Systematic Sampling
Systematic sampling is a probability sampling technique in which every kth member of a population is selected for inclusion in the study after a random starting point has been chosen. It is one of the simplest and most practical probability sampling methods and is widely used when researchers have access to a complete list of the population.
On this page:
- Systematic Sampling Explained Simply
- What is Systematic Sampling?
- Types of Systematic Sampling
- Application of Systematic Sampling: an Example
- Advantages and Limitations of Systematic Sampling
- Common Mistakes When Using Systematic Sampling
- Systematic Sampling in Business Research
- Systematic Sampling in the Age of AI and Digital Research
- When to Use Systematic Sampling
- Dissertation Example
- Exam Tip
| Aspect | Systematic Sampling | Simple Random Sampling |
|---|---|---|
| Selection process | Every kth member selected | Completely random selection |
| Starting point | Random starting point required | No starting point required |
| Complexity | Simple | Moderate |
| Time required | Lower | Higher |
| Population list required | Yes | Yes |
| Risk of periodic bias | Present | Minimal |
Systematic sampling vs simple random sampling (comparison table)
Systematic sampling is often easier to implement than simple random sampling while still maintaining the benefits of probability sampling.
Systematic Sampling Explained Simply
Imagine a company has a list of 1,000 employees and wants to survey 100 of them.
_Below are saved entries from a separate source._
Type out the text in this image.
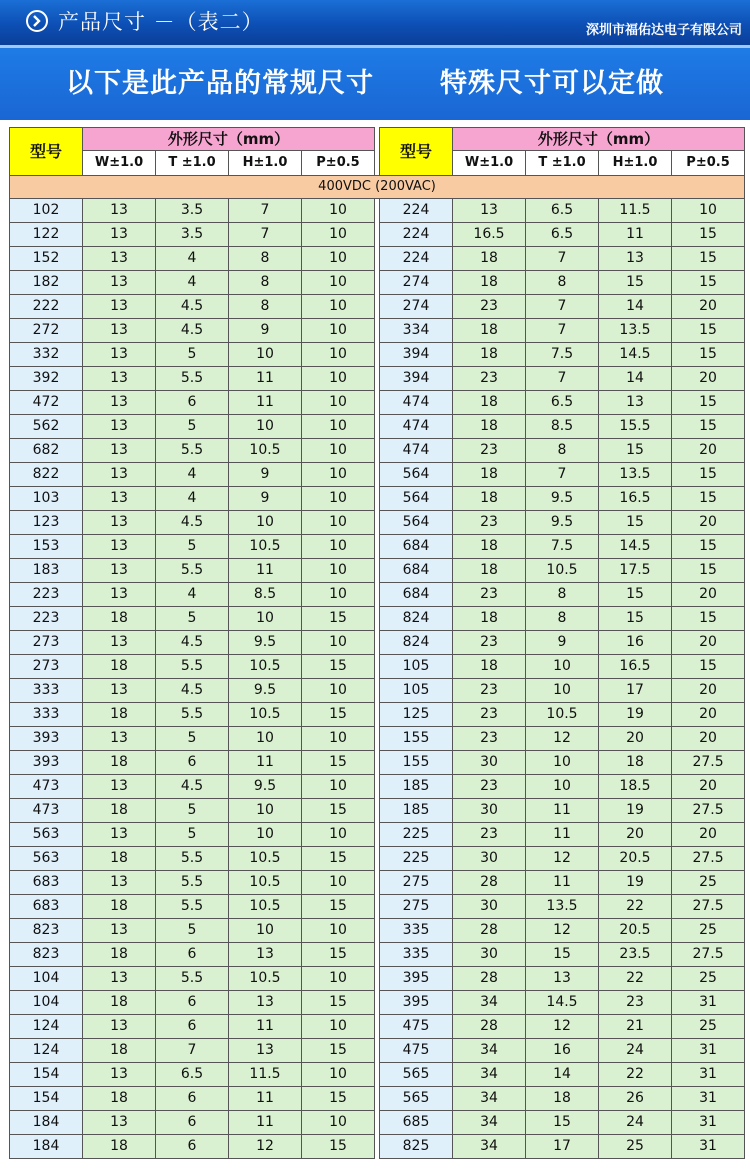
产品尺寸 －（表二）	深圳市福佑达电子有限公司
以下是此产品的常规尺寸 特殊尺寸可以定做
型号	外形尺寸（mm）					型号	外形尺寸（mm）			
	W±1.0	T ±1.0	H±1.0	P±0.5			W±1.0	T ±1.0	H±1.0	P±0.5
400VDC (200VAC)										
102	13	3.5	7	10		224	13	6.5	11.5	10
122	13	3.5	7	10		224	16.5	6.5	11	15
152	13	4	8	10		224	18	7	13	15
182	13	4	8	10		274	18	8	15	15
222	13	4.5	8	10		274	23	7	14	20
272	13	4.5	9	10		334	18	7	13.5	15
332	13	5	10	10		394	18	7.5	14.5	15
392	13	5.5	11	10		394	23	7	14	20
472	13	6	11	10		474	18	6.5	13	15
562	13	5	10	10		474	18	8.5	15.5	15
682	13	5.5	10.5	10		474	23	8	15	20
822	13	4	9	10		564	18	7	13.5	15
103	13	4	9	10		564	18	9.5	16.5	15
123	13	4.5	10	10		564	23	9.5	15	20
153	13	5	10.5	10		684	18	7.5	14.5	15
183	13	5.5	11	10		684	18	10.5	17.5	15
223	13	4	8.5	10		684	23	8	15	20
223	18	5	10	15		824	18	8	15	15
273	13	4.5	9.5	10		824	23	9	16	20
273	18	5.5	10.5	15		105	18	10	16.5	15
333	13	4.5	9.5	10		105	23	10	17	20
333	18	5.5	10.5	15		125	23	10.5	19	20
393	13	5	10	10		155	23	12	20	20
393	18	6	11	15		155	30	10	18	27.5
473	13	4.5	9.5	10		185	23	10	18.5	20
473	18	5	10	15		185	30	11	19	27.5
563	13	5	10	10		225	23	11	20	20
563	18	5.5	10.5	15		225	30	12	20.5	27.5
683	13	5.5	10.5	10		275	28	11	19	25
683	18	5.5	10.5	15		275	30	13.5	22	27.5
823	13	5	10	10		335	28	12	20.5	25
823	18	6	13	15		335	30	15	23.5	27.5
104	13	5.5	10.5	10		395	28	13	22	25
104	18	6	13	15		395	34	14.5	23	31
124	13	6	11	10		475	28	12	21	25
124	18	7	13	15		475	34	16	24	31
154	13	6.5	11.5	10		565	34	14	22	31
154	18	6	11	15		565	34	18	26	31
184	13	6	11	10		685	34	15	24	31
184	18	6	12	15		825	34	17	25	31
Instead of randomly selecting 100 individual employees, the researcher divides 1,000 by 100 and obtains a sampling interval of 10. After randomly choosing a starting point, for example employee number 7, every 10th employee is selected thereafter: 7, 17, 27, 37, and so on. This process continues until the required sample size is reached.
This is the essence of systematic sampling: selecting participants at regular intervals from a complete population list.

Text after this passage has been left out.